WoningWeetjes.nl - Meer weten over wonen!

Vogelnestkasten in uw tuin

In veel tuinen zie je nestkasten hangen, wie leeft er nou niet mee met de mezen die af en aan vliegen om hun jongen te voeren? Als ze uitgevlogen zijn is het weer even wennen aan de stilte. Je kunt zelf ook veel plezier beleven aan een nestkast. Van de ochtendconcerten van vadervogel tot de vliegoefeningen van de jongen.

Welke vogels houden van een nestkast

Als u een kast op gaat hangen is het wel verstandig om te weten welke vogels er bij u in de tuin zitten. Het is natuurlijk zonde om een kast op te hangen voor een vogel die bij u niet in de tuin voorkomt.
Het meeste succes heeft u met een mezenkast. De kans is groot dat deze bewoond wordt door een koolmees of een pimpelmees maar ook de bonte vliegenvanger en de boomklever maken er gebruik van.
In nieuwbouwwijken komen veel mezen en mussen voor. Voor mussen zijn er speciale nestkasten of broeddakpannen. Deze dakpannen zijn er ook voor gierzwaluwen maar dan kan het enkele jaren duren voordat deze bewoond wordt.
Woont u in een bosrijke omgeving dan kunt u kasten ophangen voor koolmees, pimpelmees, bonte vliegenvanger, boomklever, boomkruiper, winterkoning, grauwe vliegenvanger, grote bonte specht en misschien zelfs voor een bosuil.
In een agrarisch landschap zijn er kasten voor koolmees, pimpelmees, zwarte roodstaart, huismus, spreeuw, steenuil, kerkuil, torenvalk, huiszwaluw en boerenzwaluw. De kerkuil en de boerenzwaluw broeden in gebouwen waar ze continue in en uit kunnen vliegen.
De vink, heggenmus, roodborst, merel, zanglijster en de groenling broeden niet of nauwelijks in nestkasten.

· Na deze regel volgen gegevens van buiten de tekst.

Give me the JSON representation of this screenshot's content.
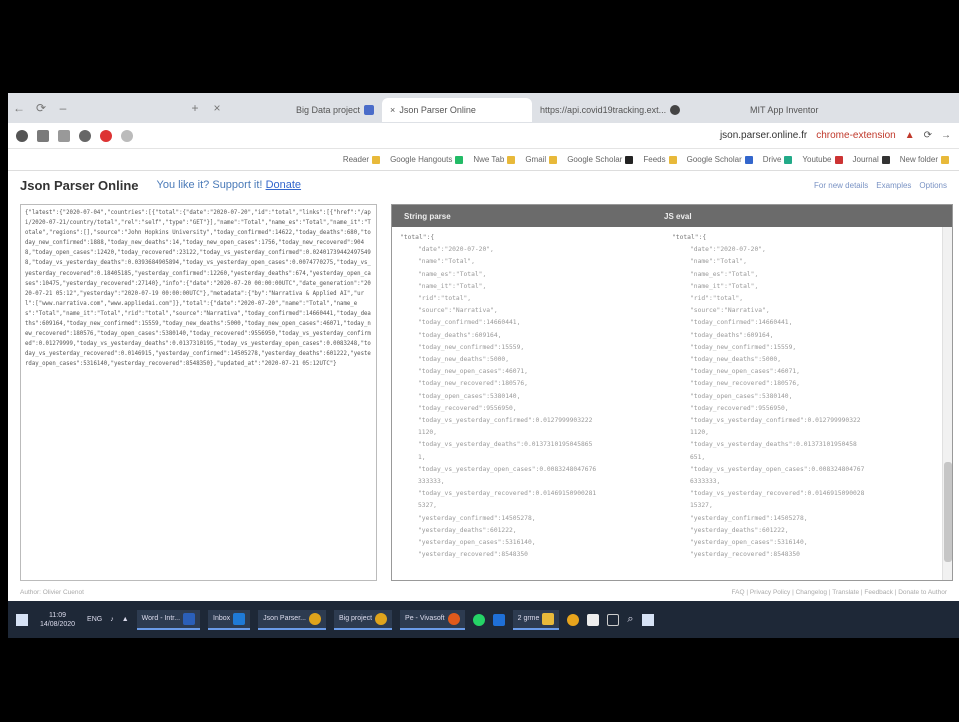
{
  "browser": {
    "nav": [
      "←",
      "⟳",
      "–"
    ],
    "new_tab": "+",
    "close": "×",
    "tabs": [
      {
        "label": "Big Data project"
      },
      {
        "label": "Json Parser Online"
      },
      {
        "label": "https://api.covid19tracking.ext..."
      },
      {
        "label": "MIT App Inventor"
      }
    ],
    "address": "json.parser.online.fr",
    "extension_label": "chrome-extension",
    "bookmarks": [
      "Reader",
      "Google Hangouts",
      "Nwe Tab",
      "Gmail",
      "Google Scholar",
      "Feeds",
      "Google Scholar",
      "Drive",
      "Youtube",
      "Journal",
      "New folder"
    ]
  },
  "page": {
    "title": "Json Parser Online",
    "support_text": "You like it? Support it!",
    "donate_link": "Donate",
    "header_links": [
      "For new details",
      "Examples",
      "Options"
    ]
  },
  "editor": {
    "raw_json": "{\"latest\":{\"2020-07-04\",\"countries\":[{\"total\":{\"date\":\"2020-07-20\",\"id\":\"total\",\"links\":[{\"href\":\"/api/2020-07-21/country/total\",\"rel\":\"self\",\"type\":\"GET\"}],\"name\":\"Total\",\"name_es\":\"Total\",\"name_it\":\"Totale\",\"regions\":[],\"source\":\"John Hopkins University\",\"today_confirmed\":14622,\"today_deaths\":680,\"today_new_confirmed\":1888,\"today_new_deaths\":14,\"today_new_open_cases\":1756,\"today_new_recovered\":9048,\"today_open_cases\":12420,\"today_recovered\":23122,\"today_vs_yesterday_confirmed\":0.024017394424975498,\"today_vs_yesterday_deaths\":0.0393684905894,\"today_vs_yesterday_open_cases\":0.0074770275,\"today_vs_yesterday_recovered\":0.18405185,\"yesterday_confirmed\":12260,\"yesterday_deaths\":674,\"yesterday_open_cases\":10475,\"yesterday_recovered\":27140},\"info\":{\"date\":\"2020-07-20 00:00:00UTC\",\"date_generation\":\"2020-07-21 05:12\",\"yesterday\":\"2020-07-19 00:00:00UTC\"},\"metadata\":{\"by\":\"Narrativa & Applied AI\",\"url\":[\"www.narrativa.com\",\"www.appliedai.com\"]},\"total\":{\"date\":\"2020-07-20\",\"name\":\"Total\",\"name_es\":\"Total\",\"name_it\":\"Total\",\"rid\":\"total\",\"source\":\"Narrativa\",\"today_confirmed\":14660441,\"today_deaths\":609164,\"today_new_confirmed\":15559,\"today_new_deaths\":5000,\"today_new_open_cases\":46071,\"today_new_recovered\":180576,\"today_open_cases\":5380140,\"today_recovered\":9556950,\"today_vs_yesterday_confirmed\":0.01279999,\"today_vs_yesterday_deaths\":0.0137310195,\"today_vs_yesterday_open_cases\":0.0083248,\"today_vs_yesterday_recovered\":0.0146915,\"yesterday_confirmed\":14505278,\"yesterday_deaths\":601222,\"yesterday_open_cases\":5316140,\"yesterday_recovered\":8548350},\"updated_at\":\"2020-07-21 05:12UTC\"}"
  },
  "viewer": {
    "col1_header": "String parse",
    "col2_header": "JS eval",
    "col1_lines": [
      "\"total\":{",
      "\"date\":\"2020-07-20\",",
      "\"name\":\"Total\",",
      "\"name_es\":\"Total\",",
      "\"name_it\":\"Total\",",
      "\"rid\":\"total\",",
      "\"source\":\"Narrativa\",",
      "\"today_confirmed\":14660441,",
      "\"today_deaths\":609164,",
      "\"today_new_confirmed\":15559,",
      "\"today_new_deaths\":5000,",
      "\"today_new_open_cases\":46071,",
      "\"today_new_recovered\":180576,",
      "\"today_open_cases\":5380140,",
      "\"today_recovered\":9556950,",
      "\"today_vs_yesterday_confirmed\":0.0127999903222",
      "1120,",
      "\"today_vs_yesterday_deaths\":0.0137310195045865",
      "1,",
      "\"today_vs_yesterday_open_cases\":0.0083248047676",
      "333333,",
      "\"today_vs_yesterday_recovered\":0.01469150900281",
      "5327,",
      "\"yesterday_confirmed\":14505278,",
      "\"yesterday_deaths\":601222,",
      "\"yesterday_open_cases\":5316140,",
      "\"yesterday_recovered\":8548350"
    ],
    "col2_lines": [
      "\"total\":{",
      "\"date\":\"2020-07-20\",",
      "\"name\":\"Total\",",
      "\"name_es\":\"Total\",",
      "\"name_it\":\"Total\",",
      "\"rid\":\"total\",",
      "\"source\":\"Narrativa\",",
      "\"today_confirmed\":14660441,",
      "\"today_deaths\":609164,",
      "\"today_new_confirmed\":15559,",
      "\"today_new_deaths\":5000,",
      "\"today_new_open_cases\":46071,",
      "\"today_new_recovered\":180576,",
      "\"today_open_cases\":5380140,",
      "\"today_recovered\":9556950,",
      "\"today_vs_yesterday_confirmed\":0.012799990322",
      "1120,",
      "\"today_vs_yesterday_deaths\":0.01373101950458",
      "651,",
      "\"today_vs_yesterday_open_cases\":0.008324804767",
      "6333333,",
      "\"today_vs_yesterday_recovered\":0.0146915090028",
      "15327,",
      "\"yesterday_confirmed\":14505278,",
      "\"yesterday_deaths\":601222,",
      "\"yesterday_open_cases\":5316140,",
      "\"yesterday_recovered\":8548350"
    ]
  },
  "footer": {
    "left": "Author: Olivier Cuenot",
    "right": "FAQ | Privacy Policy | Changelog | Translate | Feedback | Donate to Author"
  },
  "taskbar": {
    "time": "11:09",
    "date": "14/08/2020",
    "lang": "ENG",
    "items": [
      "Word - Intr...",
      "Inbox",
      "Json Parser...",
      "Big project",
      "Pe - Vivasoft",
      "2 grme"
    ]
  },
  "colors": {
    "accent": "#4a7ab8",
    "viewer_header": "#6b6b6b",
    "taskbar": "#1e2837"
  }
}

De beste plek voor een nestkast

Voor kool- en pimpelmezen is de beste plek op een hoogte vanaf twee meter op een rustige plaats. Niet in de wind dus met de opening naar het noordoosten.
Hang de kast zodanig dat er geen katten bij kunnen en plaats eventueel een kattengordel of gaas om de boomstam.
De aanvliegroute met vrij zijn, dus geen takken en bladeren die er voor hangen. Hang ze ook niet te dicht bij elkaar, minimaal drie meter uit elkaar. Kasten voor de zelfde soort minimaal tien meter. Op elkaars lip broeden leidt tot ruzie en dat is zonde van de verspilde energie.
Kunstnesten voor gierzwaluw, huiszwaluw of huismus kunt u wel langs elkaar hangen, dit zijn koloniebroeders.
Hang de kasten voor maart al op, en nog liever in de herfst, dan dient het kastje in de winter al als slaapplaats.

Schoonmaken van de nestkast

In oud nestmateriaal kunnen parasieten overleven, die kunnen een volgend nest jongen steken en verzwakken. Wacht met de schoonmaak tot de jongen zijn uitgevlogen, de beste tijd is in de herfst dan kunt u het legsel ook niet meer verstoren. Schud al het oude materiaal uit de kast en maak schoon met een harde borstel en wat heet water, zo kan de kast weer een broedseizoen mee.